Audio Cog

Security checks across malware telemetry and agentic risk

Overview

Audio Cog is a coherent CellCog audio-generation integration, but it openly requires a CellCog API key and sends work to external/async voice services, including voice cloning.

Install this skill only if you trust CellCog and are comfortable sending prompts and audio-generation requests to its service. Use a controlled API key, monitor usage, avoid submitting secrets, and use cloned voices only with consent and clear disclosure.

VirusTotal

66/66 vendors flagged this skill as clean.

View on VirusTotal

Risk analysis

Artifact-based informational review of SKILL.md, metadata, install specs, static scan signals, and capability signals. ClawScan does not execute the skill or run runtime probes.

ASI03: Identity and Privilege Abuse

Low

What this means

Using the skill may consume CellCog account resources or access account-associated audio-generation features.

Why it was flagged

The skill requires a CellCog API key, which is expected for the stated service integration but grants access to the user's CellCog account or billing context.

Skill content

env: [CELLCOG_API_KEY]

Recommendation

Use a dedicated or least-privileged CellCog API key if available, monitor usage, and avoid sharing the key in prompts or generated content.

ASI07: Insecure Inter-Agent Communication

Low

What this means

Prompt text, task labels, and audio-generation requests may leave the local agent and be processed by CellCog or its voice providers.

Why it was flagged

The documented workflow sends user prompts into a CellCog chat/agent task and reports back through a session key, indicating an external provider/agent communication flow.

Skill content

result = client.create_chat(
    prompt="[your task prompt]",
    notify_session_key="agent:main:main",
    task_label="my-task",
    chat_mode="agent",
)

Recommendation

Do not include secrets or private text unless you intend to send it to CellCog, and review CellCog's privacy and retention policies before use.

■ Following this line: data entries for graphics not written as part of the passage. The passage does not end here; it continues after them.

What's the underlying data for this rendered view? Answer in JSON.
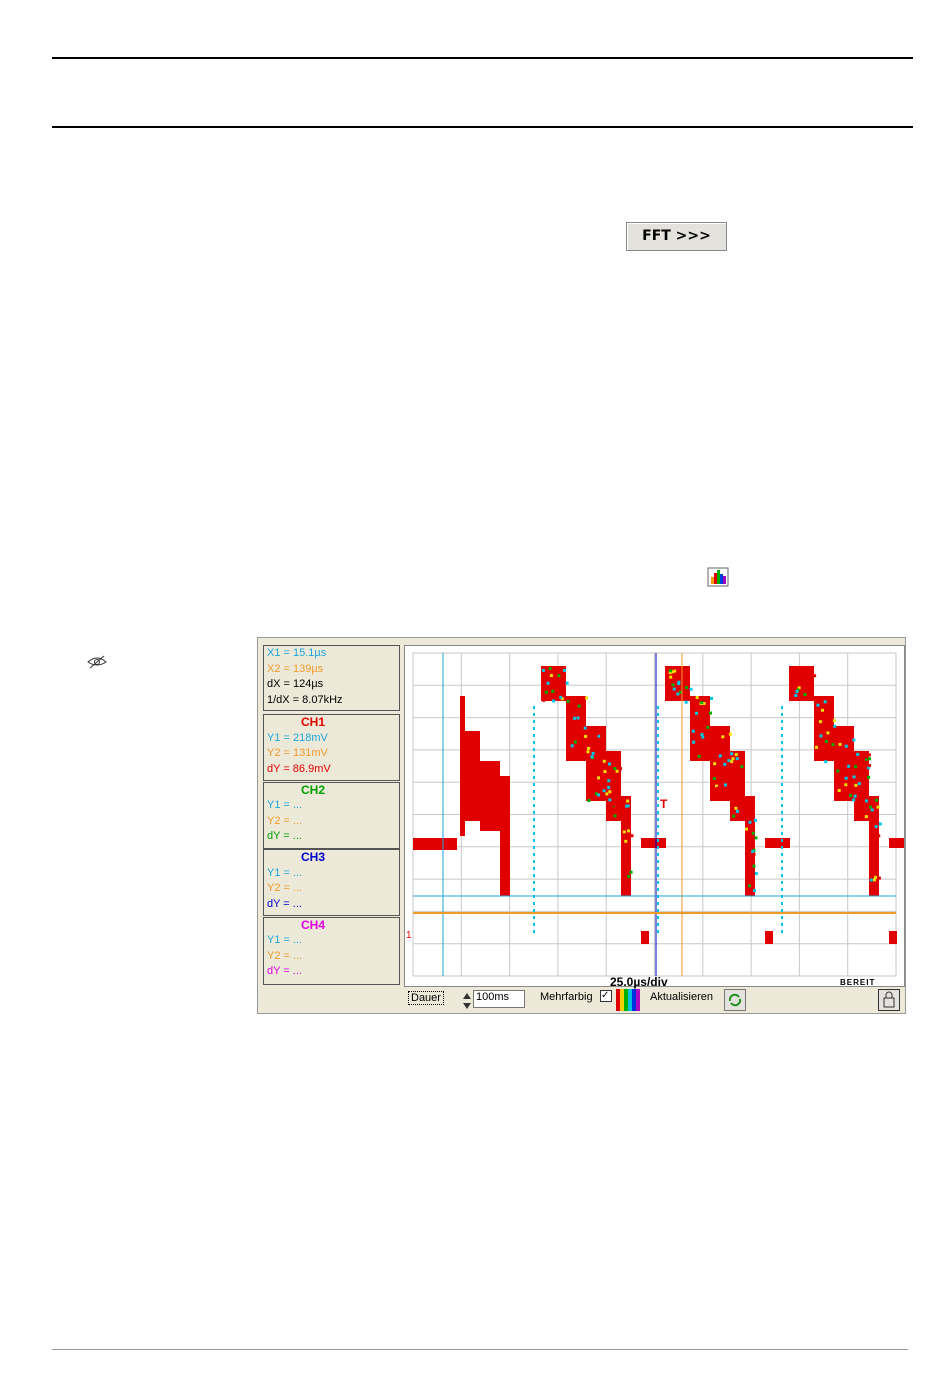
{
  "toolbar": {
    "fft_button": "FFT >>>"
  },
  "cursor_panel": {
    "x1": "X1 = 15.1µs",
    "x2": "X2 = 139µs",
    "dx": "dX = 124µs",
    "inv_dx": "1/dX = 8.07kHz"
  },
  "channels": [
    {
      "name": "CH1",
      "y1": "Y1 = 218mV",
      "y2": "Y2 = 131mV",
      "dy": "dY = 86.9mV"
    },
    {
      "name": "CH2",
      "y1": "Y1 = ...",
      "y2": "Y2 = ...",
      "dy": "dY = ..."
    },
    {
      "name": "CH3",
      "y1": "Y1 = ...",
      "y2": "Y2 = ...",
      "dy": "dY = ..."
    },
    {
      "name": "CH4",
      "y1": "Y1 = ...",
      "y2": "Y2 = ...",
      "dy": "dY = ..."
    }
  ],
  "plot": {
    "timebase": "25.0µs/div",
    "status": "BEREIT",
    "trigger_marker": "T",
    "channel_marker": "1"
  },
  "controls": {
    "duration_label": "Dauer",
    "duration_value": "100ms",
    "multicolor_label": "Mehrfarbig",
    "refresh_label": "Aktualisieren"
  }
}
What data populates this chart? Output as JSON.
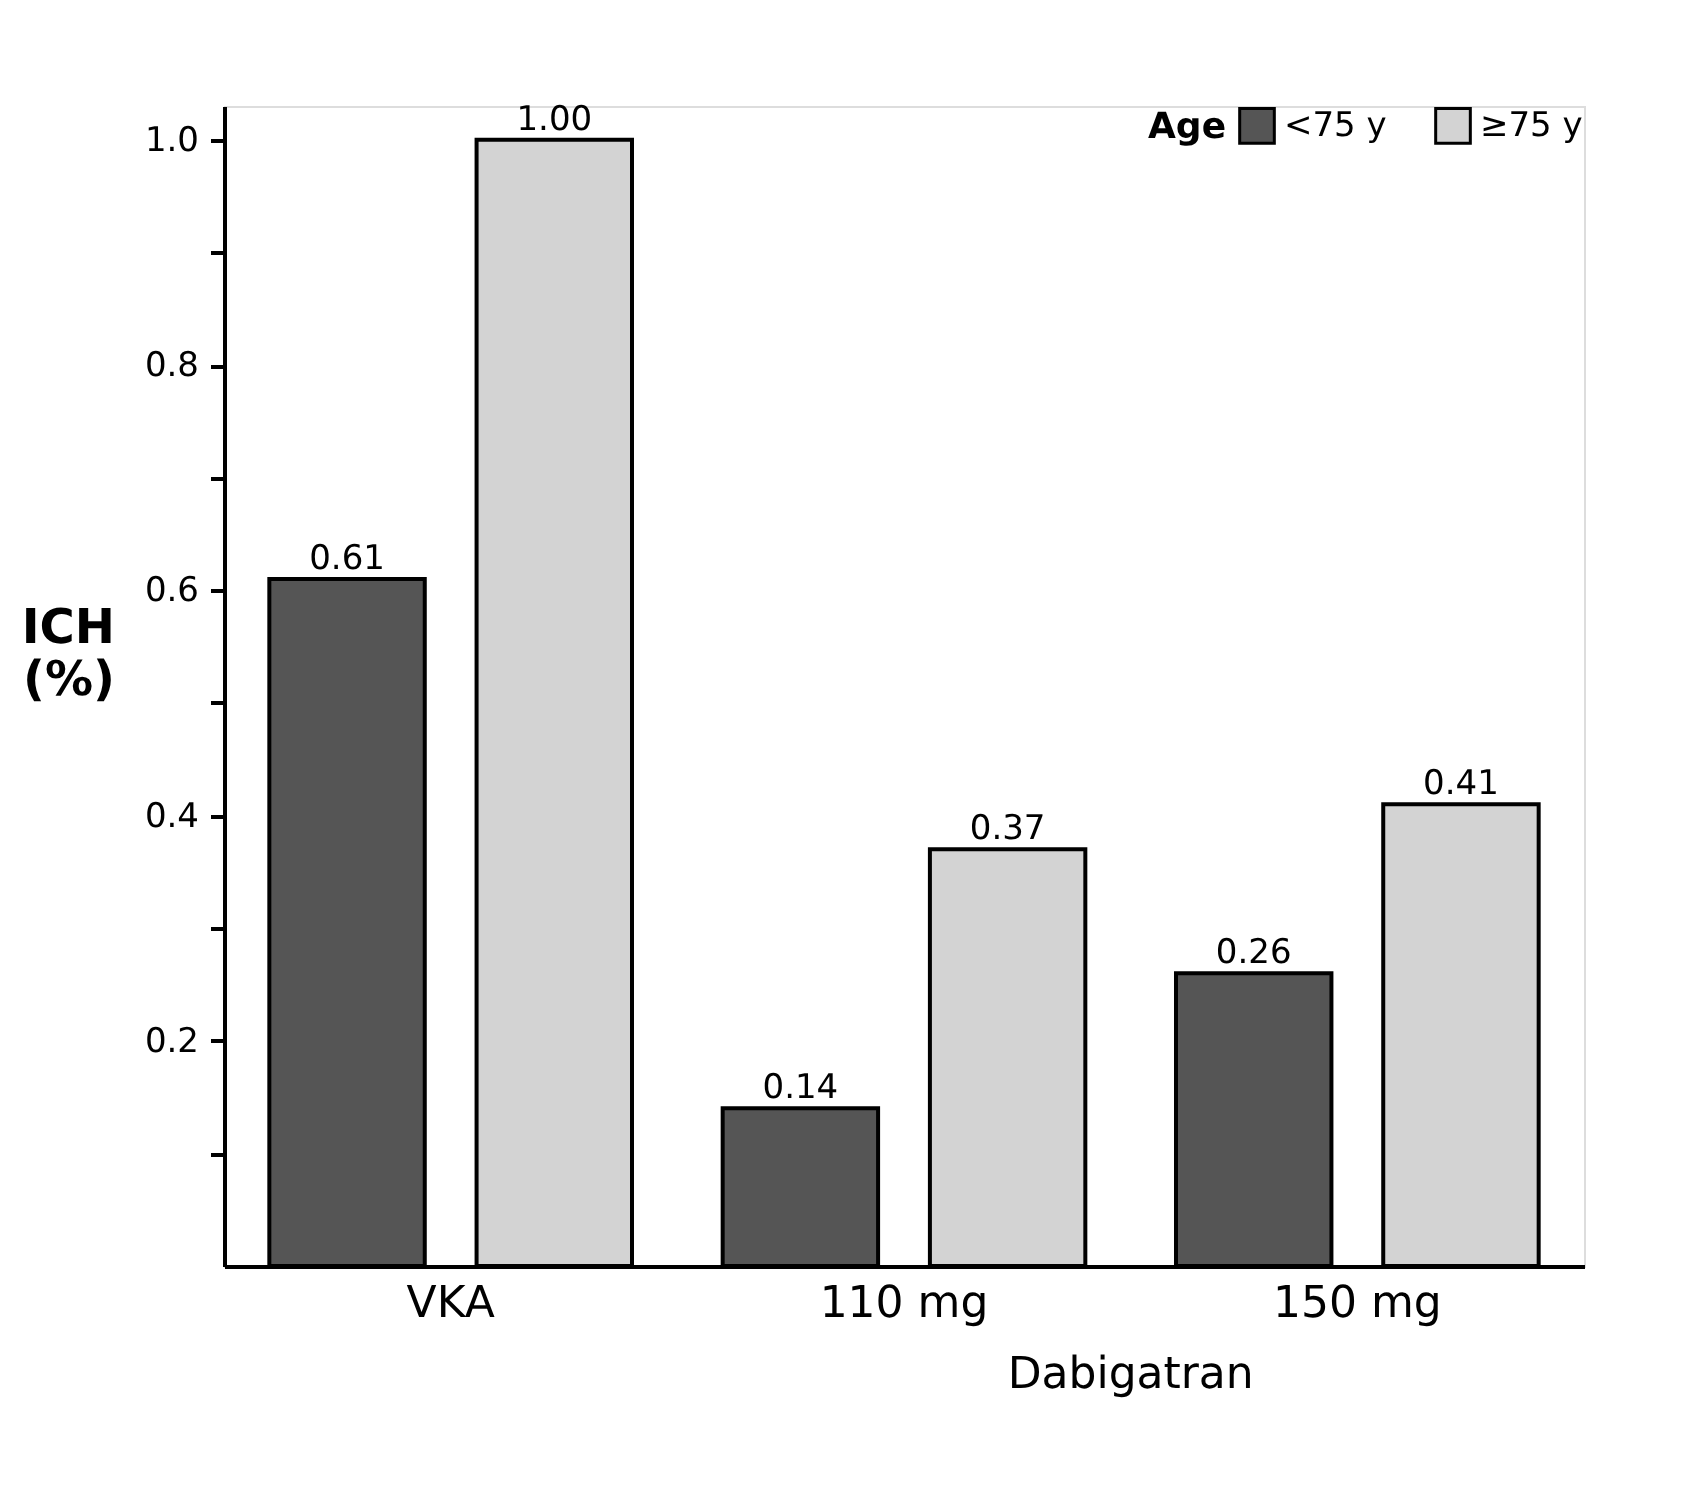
{
  "chart_data": {
    "type": "bar",
    "categories": [
      "VKA",
      "110 mg",
      "150 mg"
    ],
    "xlabel": "Dabigatran",
    "ylabel": "ICH (%)",
    "legend_title": "Age",
    "series": [
      {
        "name": "<75 y",
        "color": "#555555",
        "values": [
          0.61,
          0.14,
          0.26
        ],
        "value_labels": [
          "0.61",
          "0.14",
          "0.26"
        ]
      },
      {
        "name": "≥75 y",
        "color": "#d3d3d3",
        "values": [
          1.0,
          0.37,
          0.41
        ],
        "value_labels": [
          "1.00",
          "0.37",
          "0.41"
        ]
      }
    ],
    "ylim": [
      0,
      1.03
    ],
    "yticks": [
      {
        "value": 0.1,
        "label": null
      },
      0.2,
      {
        "value": 0.3,
        "label": null
      },
      0.4,
      {
        "value": 0.5,
        "label": null
      },
      0.6,
      {
        "value": 0.7,
        "label": null
      },
      0.8,
      {
        "value": 0.9,
        "label": null
      },
      {
        "value": 1.0,
        "label": "1.0"
      }
    ],
    "grid": false,
    "legend": "top right"
  }
}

ASI04: Agentic Supply Chain Vulnerabilities

Info

What this means

If the environment installs or resolves this dependency, trust shifts to the external CellCog package/source.

Why it was flagged

The artifact relies on an external CellCog dependency, but no install spec or package pin is provided in the supplied artifacts.

Skill content

dependencies: [cellcog]

Recommendation

Install CellCog only from an official source, prefer pinned versions where possible, and review the companion CellCog skill/package if available.

ASI10: Rogue Agents

Low

What this means

An audio-generation job may continue running after the initial call and could consume service credits or produce output later.

Why it was flagged

The documented OpenClaw workflow intentionally starts an asynchronous task rather than blocking until completion.

Skill content

**OpenClaw (fire-and-forget):**

Recommendation

Use clear task labels, avoid launching duplicate long-running jobs, and check CellCog's status or cancellation controls for larger tasks.

ASI09: Human-Agent Trust Exploitation

Low

What this means

Generated audio could be mistaken for a real person's speech if shared without disclosure.

Why it was flagged

The skill explicitly supports cloned/avatar voices, a disclosed and purpose-aligned capability that can affect human trust if used without consent or labeling.

Skill content

When an avatar has a cloned voice, CellCog uses the MiniMax provider to generate speech that sounds like that person.

Recommendation

Use voice cloning only with appropriate consent and label synthetic or cloned-voice audio when sharing it.